On-demand query-time generation is not mature. DeepWiki (Cognition)
pre-generates then retrieves — it doesn't generate at query time. No shipping
product with documented results exists for pure query-time generation. The
ground truth layer is the right investment now regardless of which model
dominates later.

Current state

The plugin (plugins/astro-agent-docs.mjs) generates llms.txt, clean .md
endpoints, agent signaling blockquote in HTML, and a sitemap alias.
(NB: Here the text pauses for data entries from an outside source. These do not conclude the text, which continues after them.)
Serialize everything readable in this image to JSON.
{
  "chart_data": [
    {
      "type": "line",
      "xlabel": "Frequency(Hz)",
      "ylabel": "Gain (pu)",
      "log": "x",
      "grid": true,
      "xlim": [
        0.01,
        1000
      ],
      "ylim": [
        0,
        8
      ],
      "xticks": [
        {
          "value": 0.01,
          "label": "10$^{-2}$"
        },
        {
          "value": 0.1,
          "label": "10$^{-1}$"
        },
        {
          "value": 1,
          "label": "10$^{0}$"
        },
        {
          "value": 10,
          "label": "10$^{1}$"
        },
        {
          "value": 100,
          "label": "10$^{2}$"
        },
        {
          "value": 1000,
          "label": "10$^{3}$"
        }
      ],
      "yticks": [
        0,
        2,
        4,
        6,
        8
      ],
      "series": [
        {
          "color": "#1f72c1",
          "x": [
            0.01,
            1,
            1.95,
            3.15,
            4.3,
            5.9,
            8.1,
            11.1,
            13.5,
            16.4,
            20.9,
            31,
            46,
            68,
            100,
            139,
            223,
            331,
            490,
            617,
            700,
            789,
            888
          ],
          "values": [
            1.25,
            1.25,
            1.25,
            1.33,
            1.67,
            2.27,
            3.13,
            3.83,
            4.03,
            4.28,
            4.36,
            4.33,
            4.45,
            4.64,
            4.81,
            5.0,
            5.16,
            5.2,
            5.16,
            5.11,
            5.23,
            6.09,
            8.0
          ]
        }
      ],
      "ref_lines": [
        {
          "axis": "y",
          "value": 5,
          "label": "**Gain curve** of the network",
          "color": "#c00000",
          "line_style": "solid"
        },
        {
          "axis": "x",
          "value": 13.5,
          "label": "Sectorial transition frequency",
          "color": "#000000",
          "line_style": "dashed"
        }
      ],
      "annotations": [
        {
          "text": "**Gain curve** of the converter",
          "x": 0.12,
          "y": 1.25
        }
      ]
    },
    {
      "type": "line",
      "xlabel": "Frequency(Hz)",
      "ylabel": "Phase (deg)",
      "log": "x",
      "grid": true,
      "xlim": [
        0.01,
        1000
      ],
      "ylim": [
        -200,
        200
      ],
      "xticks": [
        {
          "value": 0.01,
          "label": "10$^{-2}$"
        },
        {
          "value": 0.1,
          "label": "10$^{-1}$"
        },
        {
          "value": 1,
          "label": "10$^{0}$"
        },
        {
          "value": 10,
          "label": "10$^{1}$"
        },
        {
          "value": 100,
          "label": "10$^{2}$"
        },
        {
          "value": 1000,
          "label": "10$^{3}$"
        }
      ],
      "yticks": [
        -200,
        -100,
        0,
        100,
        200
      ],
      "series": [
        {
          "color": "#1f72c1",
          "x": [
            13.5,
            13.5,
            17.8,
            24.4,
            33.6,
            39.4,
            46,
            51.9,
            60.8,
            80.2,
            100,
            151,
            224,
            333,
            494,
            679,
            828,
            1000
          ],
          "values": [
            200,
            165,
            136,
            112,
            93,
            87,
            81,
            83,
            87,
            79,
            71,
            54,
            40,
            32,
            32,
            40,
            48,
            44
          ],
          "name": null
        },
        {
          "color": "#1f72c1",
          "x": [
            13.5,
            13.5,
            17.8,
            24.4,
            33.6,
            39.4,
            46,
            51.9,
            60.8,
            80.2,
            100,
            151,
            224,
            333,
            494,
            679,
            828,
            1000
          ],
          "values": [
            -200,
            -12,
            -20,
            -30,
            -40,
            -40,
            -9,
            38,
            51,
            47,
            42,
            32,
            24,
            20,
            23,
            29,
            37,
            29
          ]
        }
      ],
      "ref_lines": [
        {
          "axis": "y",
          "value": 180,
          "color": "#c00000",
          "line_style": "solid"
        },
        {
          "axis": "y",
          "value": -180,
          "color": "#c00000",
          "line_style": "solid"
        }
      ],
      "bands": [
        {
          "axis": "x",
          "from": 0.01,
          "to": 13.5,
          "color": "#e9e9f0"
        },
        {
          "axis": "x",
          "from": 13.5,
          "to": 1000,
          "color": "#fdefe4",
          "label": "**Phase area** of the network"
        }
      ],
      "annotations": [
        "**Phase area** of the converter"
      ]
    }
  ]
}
Solid
foundation.

Key gaps:

  • cleanMarkdown() strips all YAML frontmatter — agents and Kapa.AI see
    only title + body, no metadata
  • No instructions section in llms.txt
  • No content negotiation (Accept: text/markdown)
  • Stub pages create dead entries in the discovery index
  • No journey-aligned ordering in llms.txt (currently site taxonomy)
  • No relationship signals (prerequisites, related pages, API surface per page)
  • No AI-optimization guidance in the content authoring workflow

Proposed action items

Tier 1 — Low effort, high impact

  • Run the agentdocsspec.com compliance checker and fix failures
  • Add content negotiation (Accept: text/markdownContent-Type: text/markdown)
  • Add an instructions section to llms.txt with ICP-specific AI
    directives: never dfx, preferred APIs, deprecation signals
  • Selectively pass title and description through cleanMarkdown()
    currently stripped entirely; Kapa.AI and agents receive no metadata
  • Exclude stub pages from llms.txt until they have real content — dead
    entries degrade retrieval quality for both agents and Kapa.AI

Tier 2 — Medium effort, medium term

  • Add optional agent-optimized frontmatter fields: prerequisites,
    category, entities — not required authoring overhead, but enables
    richer indexing when populated
  • Reorder llms.txt entries by developer journey rather than site
    hierarchy — ordering functions as a priority signal for models
  • Add explicit AI-optimization guidance to the content authoring workflow:
    reference pages prefer tables over prose, ≤50K characters per page,
    ≤25% generic section headers ("Overview", "Introduction")
  • Generate a per-page JSON sidecar with structured metadata alongside the
    .md endpoint — relationship signals, entities, prerequisites

Tier 3 — Larger investment, revisit later

  • Hybrid GraphRAG layer — evaluate if Kapa.AI proves insufficient for
    cross-cutting queries once content volume is substantial
  • Check whether Starlight auto-generates llms-full.txt — if so, serve
    it passively; useful for humans manually ingesting docs into an LLM
    context window, not an agent optimization priority

Non-goals

  • Building AI tooling (generation systems, MCP server, custom retrieval)
  • Changing the Diataxis content structure or Markdown-first authoring workflow
  • Any change that increases authoring burden for content contributors

Open questions

  1. Should stub pages be excluded from llms.txt entirely until they have real
    content, or is a stub signal (explicit marker) better than absence?
  2. For the instructions section: who owns it, and what's the process for
    keeping AI directives accurate as APIs evolve?
  3. Which Kapa.AI ingestion path will be used — sitemap crawl, .md endpoints,
    or GitHub integration? This determines which Tier 1 items are highest
    priority.
  4. Does the Tier 2 per-page JSON sidecar overlap with what Kapa.AI builds
    internally, or is there a case for exposing it publicly?